Saturday, October 8, 2016

The War Lord (1965)

The War Lord marked a new departure for historical costume epics. This 1965 Universal production starring Charlton Heston took a much grittier and more realistic look at the Middle Ages.

Chrysagon (Charlton Heston) is a Norman knight who has just arrived to take possession of his newly granted lands on the Normandy coast. It’s a bleak depressing place but Chrysagon doesn’t care. It’s his and that’s all that matters. His father lost all his lands, having been captured and forced to sell everything he had to pay the ransom. Chrysagon has served the Duke of Normandy well and his new lands are his reward. If he holds them successfully he may perhaps eventually be given a more attractive reward.

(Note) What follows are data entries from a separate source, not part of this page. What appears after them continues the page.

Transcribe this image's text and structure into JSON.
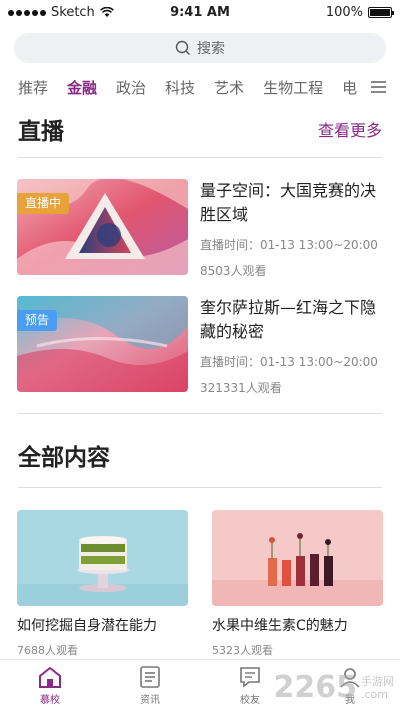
{
  "status_bar": {
    "carrier": "Sketch",
    "time": "9:41 AM",
    "battery": "100%"
  },
  "search": {
    "placeholder": "搜索"
  },
  "tabs": [
    {
      "label": "推荐",
      "active": false
    },
    {
      "label": "金融",
      "active": true
    },
    {
      "label": "政治",
      "active": false
    },
    {
      "label": "科技",
      "active": false
    },
    {
      "label": "艺术",
      "active": false
    },
    {
      "label": "生物工程",
      "active": false
    },
    {
      "label": "电",
      "active": false
    }
  ],
  "live": {
    "section_title": "直播",
    "more_label": "查看更多",
    "items": [
      {
        "badge": "直播中",
        "badge_color": "#e8a23a",
        "title": "量子空间：大国竞赛的决胜区域",
        "time": "直播时间：01-13 13:00~20:00",
        "count": "8503人观看"
      },
      {
        "badge": "预告",
        "badge_color": "#4a9df0",
        "title": "奎尔萨拉斯—红海之下隐藏的秘密",
        "time": "直播时间：01-13 13:00~20:00",
        "count": "321331人观看"
      }
    ]
  },
  "all": {
    "section_title": "全部内容",
    "items": [
      {
        "title": "如何挖掘自身潜在能力",
        "count": "7688人观看"
      },
      {
        "title": "水果中维生素C的魅力",
        "count": "5323人观看"
      }
    ]
  },
  "tabbar": [
    {
      "label": "慕校",
      "icon": "home-icon",
      "active": true
    },
    {
      "label": "资讯",
      "icon": "news-icon",
      "active": false
    },
    {
      "label": "校友",
      "icon": "chat-icon",
      "active": false
    },
    {
      "label": "我",
      "icon": "profile-icon",
      "active": false
    }
  ],
  "watermark": {
    "number": "2265",
    "site": ".com",
    "label": "手游网"
  },
  "colors": {
    "accent": "#8a2a86",
    "divider": "#dddddd"
  }
}
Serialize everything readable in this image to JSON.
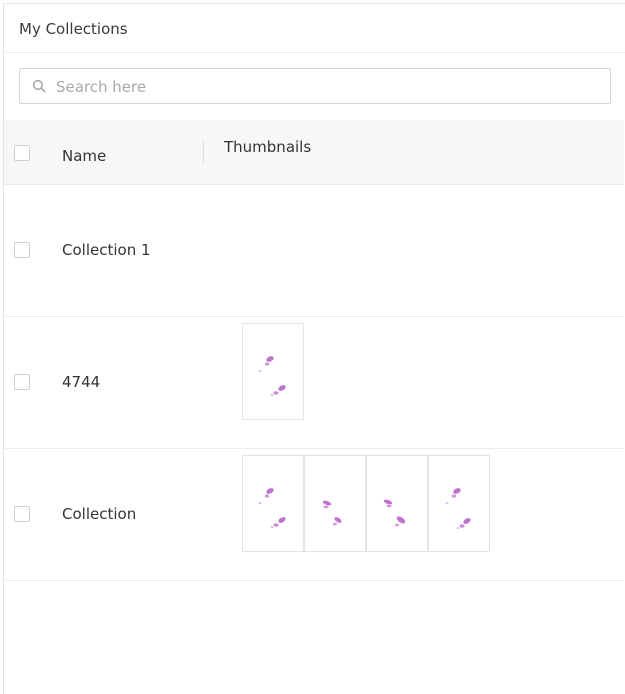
{
  "header": {
    "title": "My Collections"
  },
  "search": {
    "placeholder": "Search here",
    "value": "",
    "icon": "search-icon"
  },
  "table": {
    "columns": [
      "Name",
      "Thumbnails"
    ],
    "rows": [
      {
        "name": "Collection 1",
        "thumbnail_count": 0
      },
      {
        "name": "4744",
        "thumbnail_count": 1
      },
      {
        "name": "Collection",
        "thumbnail_count": 4
      }
    ]
  },
  "colors": {
    "stain": "#b35bc6",
    "border": "#e4e4e4",
    "header_bg": "#f7f7f7"
  }
}
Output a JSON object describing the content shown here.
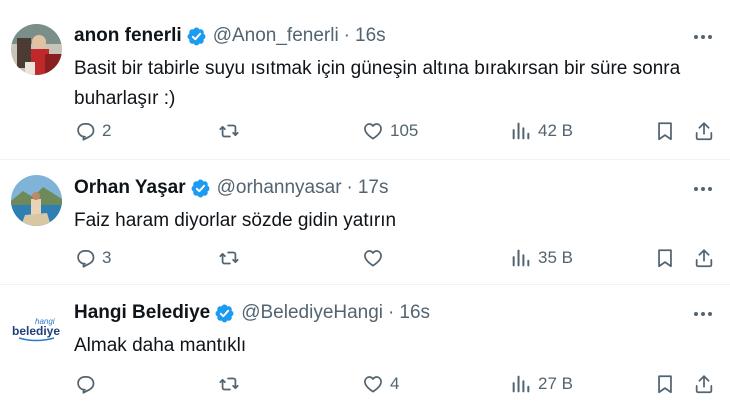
{
  "tweets": [
    {
      "name": "anon fenerli",
      "handle": "@Anon_fenerli",
      "time": "16s",
      "text": "Basit bir tabirle suyu ısıtmak için güneşin altına bırakırsan bir süre sonra buharlaşır :)",
      "replies": "2",
      "retweets": "",
      "likes": "105",
      "views": "42 B"
    },
    {
      "name": "Orhan Yaşar",
      "handle": "@orhannyasar",
      "time": "17s",
      "text": "Faiz haram diyorlar sözde gidin yatırın",
      "replies": "3",
      "retweets": "",
      "likes": "",
      "views": "35 B"
    },
    {
      "name": "Hangi Belediye",
      "handle": "@BelediyeHangi",
      "time": "16s",
      "text": "Almak daha mantıklı",
      "replies": "",
      "retweets": "",
      "likes": "4",
      "views": "27 B",
      "avatar_logo_text": "hangi belediye"
    }
  ],
  "separator": "·",
  "colors": {
    "verified": "#1d9bf0",
    "muted": "#536471",
    "text": "#0f1419"
  },
  "icons": [
    "verified-badge-icon",
    "more-icon",
    "reply-icon",
    "retweet-icon",
    "like-icon",
    "views-icon",
    "bookmark-icon",
    "share-icon"
  ]
}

He soon makes a very disturbing discovery. Christianity has not much headway here. The people are still firmly in the grip of pagan superstitions. Chrysagon, who is a reasonably devout Christian, does not approve.

He has other problems. His lands are subject to regular sea-borne raids from Frisians. Protecting his new possessions and his people will present serious challenges. 

Chrysagon is determined to treat the locals fairly and kindly. Unfortunately another problem presents itself. He has become obsessed with a girl from the nearby village, Bronwyn (Rosemary Forsyth). Bronwyn is betrothed to the son of the village headman. 

At this point the film, sadly, resorts to the hoary old myth of the droit de seigneur - the supposed right of a feudal lord to have sex with a girl on her wedding night. There is no evidence that any such right existed in medieval Europe but I guess it makes a good story. In fairness the film does explain this right as a pagan custom and does point out that the Church firmly opposes it.

In any case Chrysagon is determined to avail himself of this right. He does however only intend to do so if Bronwyn is willing. In fact Bronwyn is very willing indeed. She has fallen in love with him, as he has with her. The villagers are perfectly happy about the arrangement as long as it is for one night only after which she will return to her husband. Bronwn has no intention of doing so and Chrysagon has no intention of giving her up. This not only precipitates a revolt - the villagers ally themselves with the Frisians and Chrysagon now has a full-scale war on his hands.

There is yet another complication. Chrysagon’s Normans captured a young Frisian boy after defeating an earlier raid. The boy is the son of the Frisian prince and the Frisians want him back. Chrysagon’s small force of Normans, ensconced in their forbidding but not very defensible tower, will now have to withstand a determined siege. Chrysagon also has problems with his ambitious younger brother Draco (Guy Stockwell).

The movie devotes a great deal of time to the Chrysagon-Bronwyn love story but luckily there’s also plenty of time for some marvellous action sequences. The Frisians come up with some very impressive-looking siege engines which provide exciting battle scenes as the Normans have to try to destroy these siege engines before the Frisians are able to use them to destroy Chrysagon’s tower.

Visually this film offers superb spectacle as well as atmosphere. The War Lord is a long way from the romanticised idealised vision of the MIddle Ages seen in earlier Hollywood epics such as The Knights of the Round Table (although it’s not quite as gloomy or as squalid as many later period films). One thing I certainly appreciated is that these Norman knights actually look like Norman knights of around the 11th century - they aren’t wearing the anachronistic 15th century full plate armour that appears in virtually every earlier Hollywood film about the Middle Ages.

Charlton Heston gives one of the best performances of his career as the complex and haunted Chrysagon - he’s just as good as he was in Anthony Mann’s magnificent El Cid a few years earlier. Rosemary Forsyth is adequate but rather insipid. Richard Boone is splendid as Chrysagon’s faithful retainer Bors. Guy Stockwell is suitably cynical as the untrustworthy Draco. It’s great to see the underrated Henry Wilcoxon, the star of so many of Cecil B. DeMille’s epics, giving a fine spirited performance as the Frisian prince.

Eureka’s Region DVD is barebones but offers a pretty satisfactory transfer in the correct 2.35:1 aspect ratio. I believe there is now a Blu-Ray release.

Director Franklin J. Schaffner was trying to make an emotionally nuanced and intelligent costume epic and he succeeds fairly well. He certainly handles the action scenes with a great deal of confidence and gusto. The War Lord might be more pessimistic and morally ambiguous than most previous films of its type but thankfully it doesn’t succumb entirely to the fashionable nihilism of the 60s. Highly recommended and Charlton Heston’s performance is a very major plus.